How Visual Literacy Can Change Your Company’s Culture
About 90% of the information people consume is visual. That much visual data can cause sensory overload, and to handle that, the brain utilizes a form of selective vision – only seeing what our subconscious deems to be important. This is often referred to as visual bias. It’s a survival trait that allows us to identify and focus on critical pieces of information by ignoring what is seemingly nonessential. A lot of the time it’s a good thing. If you’re outside walking along, your brain will likely overlook the blue sky, scattered trees and tall brown grass in order to focus on avoiding any debris on the path in front of you.
However, just because tripping over a downed branch seems like the most obvious risk, doesn’t mean there isn’t a worse hazard lurking just beyond your subconscious blinders….
While most of us go to work in Leopard-free workplaces it does not mean that we’re not susceptible to the same level of risks. The Campbell Institute released a study on visual biases and how to overcome them by developing better visual literacy. The first step to doing so is becoming aware of and understanding our visual biases. Visual biases can be described in three ways:
- Sometimes you cannot see what is in front of you, even if you know it is there.
- Once you see something, it is impossible to “un-see” it.
- You are always filling in the blanks based on what you expect to be there.
Take a look at this example. Based on what you have read so far you know that this image has something to see, but what is it?
Now with the addition of color it becomes a bit more obvious:
Now go back and look at the black and white image, and you can see the Leopard when originally you may not have.
Let’s look at another example of visual bias and how our minds constantly fill in “blanks” depending on what we expect to see.
Are you able to read this?
How abuot this? It deosn’t mattar in what oredr the ltteers in a wrod are, the olny iprmoetnt tihng is that the first and last ltteer be at the rghit pclae.
Applying Visual Literacy to Workplace Safety
We are more likely to pick up anomalies and potential hazards in the workplace when we make a concerted effort to see the work environment (typically a very familiar place) with “fresh” eyes, and take care to not “fill in” visual details that we are accustomed to being present.
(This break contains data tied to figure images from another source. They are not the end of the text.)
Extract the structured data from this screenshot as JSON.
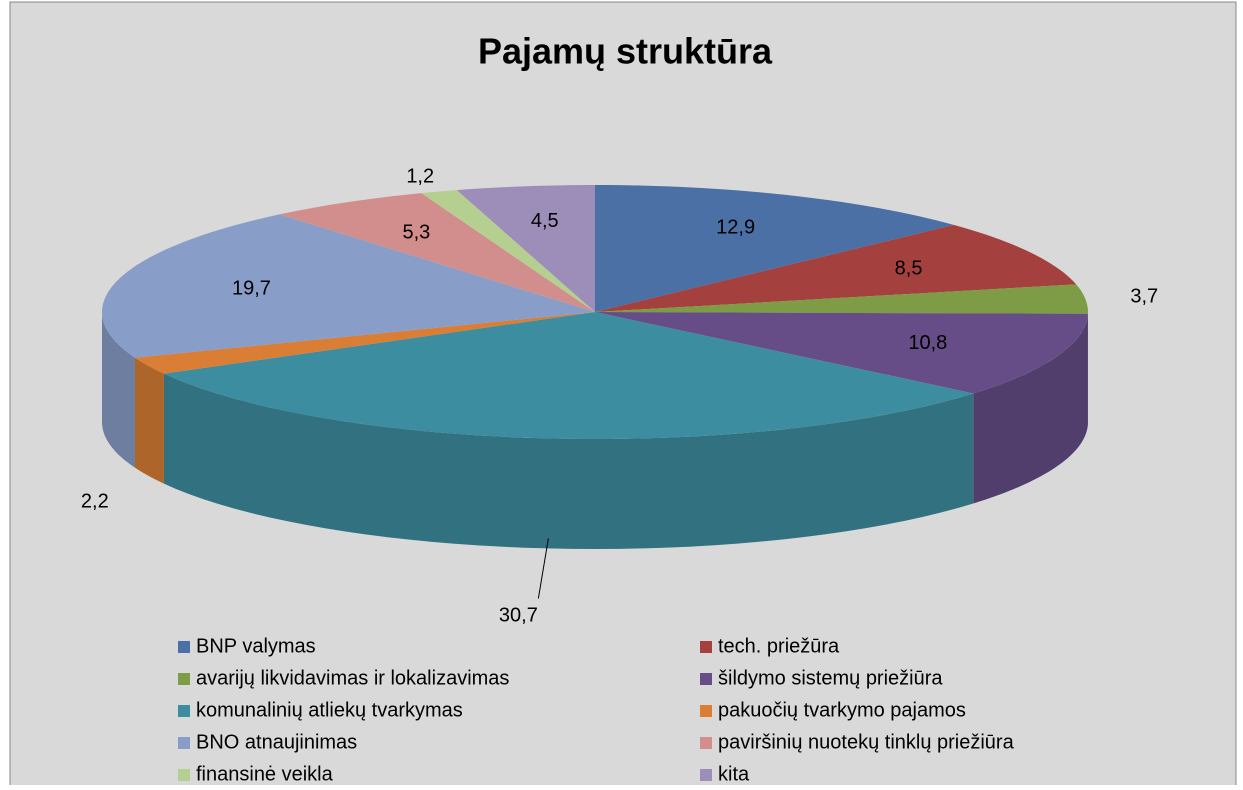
{
  "chart_data": {
    "type": "pie3d",
    "title": "Pajamų struktūra",
    "categories": [
      "BNP valymas",
      "tech. priežūra",
      "avarijų likvidavimas ir lokalizavimas",
      "šildymo sistemų priežiūra",
      "komunalinių atliekų tvarkymas",
      "pakuočių tvarkymo pajamos",
      "BNO atnaujinimas",
      "paviršinių nuotekų tinklų priežiūra",
      "finansinė veikla",
      "kita"
    ],
    "values": [
      12.9,
      8.5,
      3.7,
      10.8,
      30.7,
      2.2,
      19.7,
      5.3,
      1.2,
      4.5
    ],
    "value_labels": [
      "12,9",
      "8,5",
      "3,7",
      "10,8",
      "30,7",
      "2,2",
      "19,7",
      "5,3",
      "1,2",
      "4,5"
    ],
    "colors": [
      "#4a70a6",
      "#a4403e",
      "#7d9c45",
      "#664d87",
      "#3d8da0",
      "#d97e34",
      "#889ec8",
      "#d18e8c",
      "#b5cf90",
      "#9d8eb9"
    ],
    "legend": "bottom"
  }
}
The application of visual literacy to safety began back in 2015 when the Toledo Museum of Art (TMA) started working with several companies to develop a program that would enhance employees’ power of perception and hazard recognition. Through the project they were able to develop a new structured way of looking at an environment. Traditional Job Safety Assessments (JSA) provide a good prework check for hazards, but research has shown that a visual bias is when we choose (usually subconsciously) to prioritize things visually which dictates how we start and go about our work. So, when the first question on your JSA is “What hazards do you see?” you’re only going to identify that: hazards that you already see. Can you spot the problem there…?
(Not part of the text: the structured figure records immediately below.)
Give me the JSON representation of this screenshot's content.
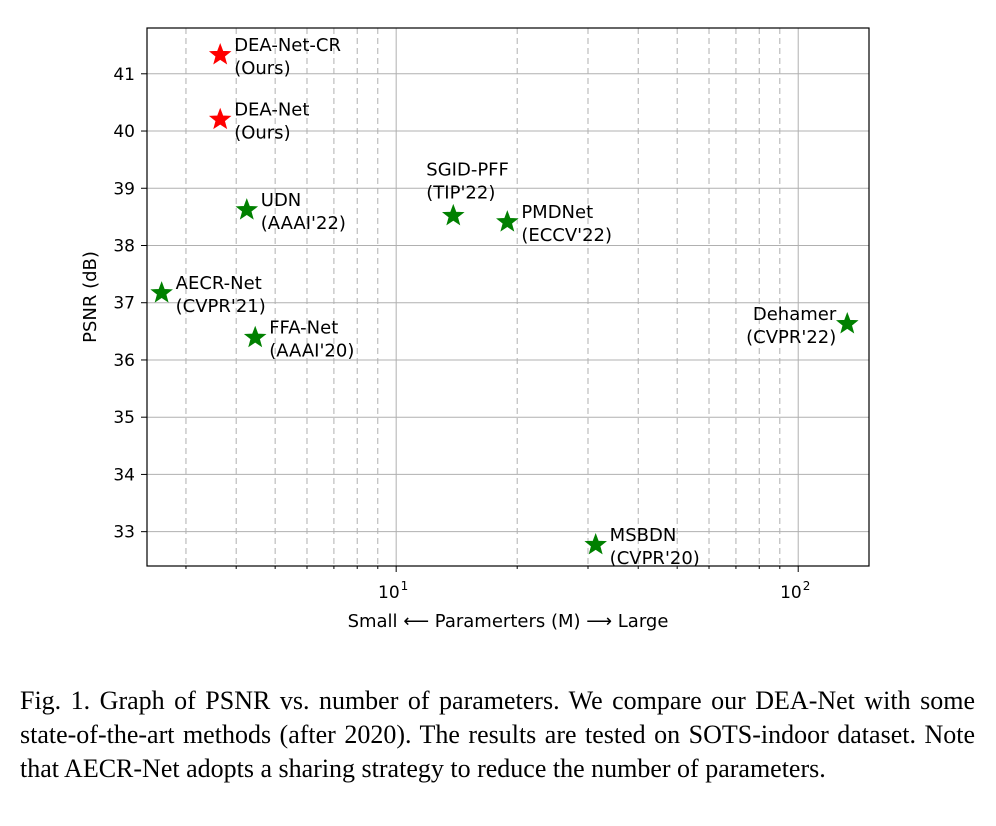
{
  "chart_data": {
    "type": "scatter",
    "xscale": "log",
    "xlim": [
      2.4,
      150
    ],
    "ylim": [
      32.4,
      41.8
    ],
    "xlabel": "Small ⟵ Paramerters (M) ⟶ Large",
    "ylabel": "PSNR (dB)",
    "yticks": [
      33,
      34,
      35,
      36,
      37,
      38,
      39,
      40,
      41
    ],
    "xticks_major": [
      {
        "value": 10,
        "base": "10",
        "exp": "1"
      },
      {
        "value": 100,
        "base": "10",
        "exp": "2"
      }
    ],
    "grid": true,
    "points": [
      {
        "name": "DEA-Net-CR",
        "venue": "(Ours)",
        "x": 3.65,
        "y": 41.33,
        "color": "#ff0000",
        "label_pos": "right"
      },
      {
        "name": "DEA-Net",
        "venue": "(Ours)",
        "x": 3.65,
        "y": 40.2,
        "color": "#ff0000",
        "label_pos": "right"
      },
      {
        "name": "UDN",
        "venue": "(AAAI'22)",
        "x": 4.25,
        "y": 38.62,
        "color": "#008000",
        "label_pos": "right"
      },
      {
        "name": "AECR-Net",
        "venue": "(CVPR'21)",
        "x": 2.61,
        "y": 37.17,
        "color": "#008000",
        "label_pos": "right"
      },
      {
        "name": "FFA-Net",
        "venue": "(AAAI'20)",
        "x": 4.46,
        "y": 36.39,
        "color": "#008000",
        "label_pos": "right"
      },
      {
        "name": "SGID-PFF",
        "venue": "(TIP'22)",
        "x": 13.87,
        "y": 38.52,
        "color": "#008000",
        "label_pos": "above-left"
      },
      {
        "name": "PMDNet",
        "venue": "(ECCV'22)",
        "x": 18.9,
        "y": 38.41,
        "color": "#008000",
        "label_pos": "right"
      },
      {
        "name": "MSBDN",
        "venue": "(CVPR'20)",
        "x": 31.35,
        "y": 32.77,
        "color": "#008000",
        "label_pos": "right"
      },
      {
        "name": "Dehamer",
        "venue": "(CVPR'22)",
        "x": 132.45,
        "y": 36.63,
        "color": "#008000",
        "label_pos": "left"
      }
    ]
  },
  "caption": "Fig. 1.  Graph of PSNR vs. number of parameters. We compare our DEA-Net with some state-of-the-art methods (after 2020). The results are tested on SOTS-indoor dataset. Note that AECR-Net adopts a sharing strategy to reduce the number of parameters."
}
1.) TMA recommended a different way of observing work areas. Take in the big picture. Look at the entire scene or work area and become aware of the area before zooming into the details.
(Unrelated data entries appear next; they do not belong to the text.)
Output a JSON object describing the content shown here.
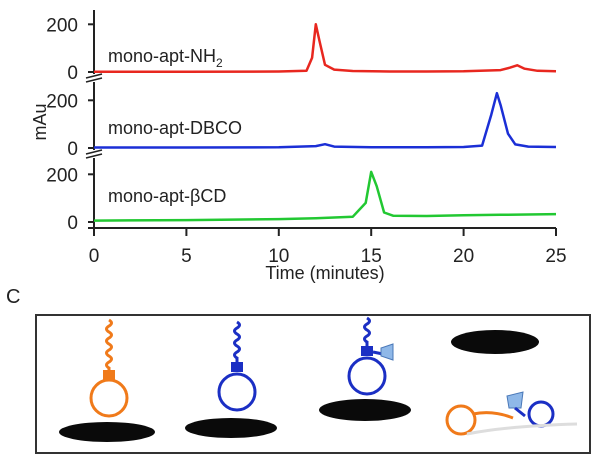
{
  "chart_data": {
    "type": "line",
    "xlabel": "Time (minutes)",
    "ylabel": "mAu",
    "xlim": [
      0,
      25
    ],
    "x_ticks": [
      "0",
      "5",
      "10",
      "15",
      "20",
      "25"
    ],
    "panel_y_ticks": [
      "200",
      "0"
    ],
    "panel_ylim": [
      0,
      260
    ],
    "grid": false,
    "series": [
      {
        "name": "mono-apt-NH",
        "name_subscript": "2",
        "color": "#e8271f",
        "x": [
          0,
          5,
          10,
          11.5,
          11.8,
          12.0,
          12.2,
          12.5,
          13.0,
          14,
          16,
          18,
          20,
          22,
          22.5,
          22.9,
          23.3,
          24,
          25
        ],
        "y": [
          1,
          1,
          2,
          5,
          60,
          200,
          130,
          30,
          10,
          4,
          2,
          2,
          3,
          8,
          18,
          28,
          14,
          5,
          3
        ]
      },
      {
        "name": "mono-apt-DBCO",
        "color": "#1b2fd6",
        "x": [
          0,
          5,
          10,
          12.0,
          12.5,
          13.0,
          15,
          18,
          20,
          21.0,
          21.5,
          21.8,
          22.0,
          22.4,
          22.8,
          23.5,
          25
        ],
        "y": [
          2,
          2,
          3,
          8,
          16,
          6,
          3,
          3,
          4,
          10,
          140,
          230,
          180,
          60,
          15,
          6,
          4
        ]
      },
      {
        "name": "mono-apt-βCD",
        "color": "#22c832",
        "x": [
          0,
          5,
          10,
          12,
          14,
          14.7,
          15.0,
          15.3,
          15.7,
          16.2,
          18,
          20,
          22,
          25
        ],
        "y": [
          6,
          8,
          12,
          16,
          22,
          80,
          210,
          150,
          40,
          26,
          25,
          28,
          30,
          33
        ]
      }
    ]
  },
  "panel_c": {
    "letter": "C"
  }
}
Referring back to the example of walking along outside, here you see the sky, the grass, the trees and the path in front of you.
2.) Then look for elements of visual literacy: line, shape, color, texture and space. Identify hazards by looking for things with these five elements: horizontal/vertical or curvy lines, shapes or angles, warm or cool colors, rough or smooth surfaces and the amount or lack of space between objects.
Now you’re looking for Leopard’s round spots amongst the straight blades of the grass.
This procedure is designed to slow down the thought process and get the brain outside of its standard routine. This makes it so that observations can be interpreted thoroughly without jumping to conclusions or “filling in the blanks” too quickly.
Actual Case Study Results
A Cummins manufacturing site was one of the companies that took part in the TMA project. They began training employees on visual literacy in October of 2017 and when the project started, they began flagging and categorizing the hazards recognized as a result of the visual literacy training. By March 2018, 225 employees had been trained plant-wide. During that time, they identified 132 issues using the elements of visual literacy and submitted and corrected 25 hazards through the company “Find It Fix It” hazard recognition and correction initiative.
The types of hazards identified using the visual literacy elements in those six months were varied and show the diversity of areas where visual literacy can be helpful in pinpointing potential hazards. Among the many hazards identified, they found 17 slip, trip and fall hazards and nine machine-related hazards. What’s even more interesting was that the majority of hazards identified were non safety-related hazards which refer to hazards to quality or production. This would mean there’s not only a benefit to safety but also a strong operations case to be made for investing in better prework procedures.
I have access to safety management software that allows me to create my own inspections and JHAs, so I created a visual literacy form for our mobile app. After inspecting several areas within our office, I can confidently say the TMA structure really pushes you to approach and view an environment in a new way. Even in my office I spotted hazards that I had never noticed before, and I’m a software guy. I could not imagine the impact this type of system would have on a higher risk workplace. I encourage you to give it a try. Even if you’re not implementing company-wide, just attempt your own visual literacy JHA. What you notice may just surprise you.